Recently on AIX the same change was needed to address the test time outs
in the
test/jdk/com/sun/net/httpserver/simpleserver/StressDirListings.java test
- https://github.com/openjdk/jdk/pull/17363
-Jaikiran
On 08/04/24 1:50 pm, Daniel Jeliński wrote:
Hi Robert,
If you are on Linux, see test/jdk/java/net/vthread/HttpALot.java. That
test was recently modified to add -Dsun.net.httpserver.nodelay=true
[1], because it took forever to complete on LInux machines. On other
OSes the problem is not visible in existing tests.
Cheers,
Daniel
[1] https://github.com/openjdk/jdk/pull/10504
sob., 6 kwi 2024 o 00:37 robert engels <reng...@ix.netcom.com> napisał(a):
Hi Daniel,
I think I have a solution that would work. I will try to get a PR together. Do
you know if there is an existing test case the demonstrates the issue? - if
not, I will start with that.
Robert
On Apr 4, 2024, at 9:44 AM, Daniel Jeliński <djelins...@gmail.com> wrote:
Hi Robert,
Thanks for bringing this up! We are aware of the issue, it's tracked under
https://bugs.openjdk.org/browse/JDK-6968351.

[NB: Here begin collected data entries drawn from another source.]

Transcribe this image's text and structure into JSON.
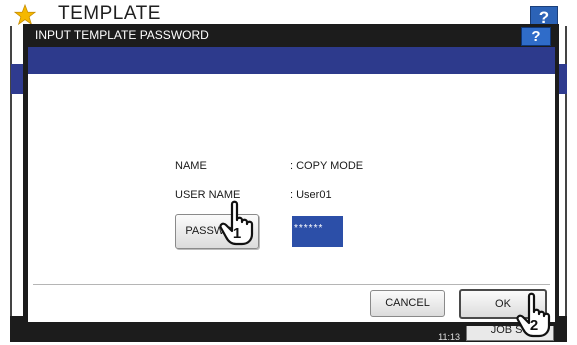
{
  "background": {
    "title": "TEMPLATE",
    "help_label": "?",
    "datetime": {
      "date": "",
      "time": "11:13"
    },
    "job_status_label": "JOB ST"
  },
  "dialog": {
    "title": "INPUT TEMPLATE PASSWORD",
    "help_label": "?",
    "name_label": "NAME",
    "name_value": ": COPY MODE",
    "user_name_label": "USER NAME",
    "user_name_value": ": User01",
    "password_button_label": "PASSWORD",
    "password_field_value": "******",
    "cancel_label": "CANCEL",
    "ok_label": "OK"
  },
  "callouts": {
    "step_1": "1",
    "step_2": "2"
  },
  "colors": {
    "accent_blue": "#2d3a8c",
    "field_blue": "#2c4fa8",
    "help_blue": "#2f6cc9",
    "dark_frame": "#1c1c1c",
    "star_yellow": "#f5b800"
  },
  "icons": {
    "star": "star-icon",
    "hand_pointer": "hand-pointer-icon"
  }
}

If you have an idea for a proper fix that doesn't add too much complexity,
please open a PR, and we'll be happy to help.
Cheers,
Daniel
czw., 4 kwi 2024, 14:55 użytkownik Robert Engels <reng...@ix.netcom.com>
napisał:
When doing some testing on github.com/robaho/httpserver - which is a fork of
the jdk http server, I discovered a significant performance issue.
When an http connection is in ‘keep-alive’ - the default for http 1.1 - the
headers are “flushed” here
https://github.com/openjdk/jdk21/blob/890adb6410dab4606a4f26a942aed02fb2f55387/src/jdk.httpserver/share/classes/sun/net/httpserver/ExchangeImpl.java#L281
This means that after the handler runs and it sends data - e.g. /hello sends
“hello” on the connection, the connection will stall due to the Nagel algorithm
- usually incurring a 50 ms delay. The stall occurs since the client will not
see the expected data until after the delay, so it is unable to send the next
(when reusing the same connection/HttpClient).
You can set the TCP_NODELAY on the server to work-around this, but a better
solution would be to override the flush() on the BufferedOutputStream to not
flush() the underlying connection - i.e. only write the buffered bytes, or
rework it a bit to only flush when there is no content to send.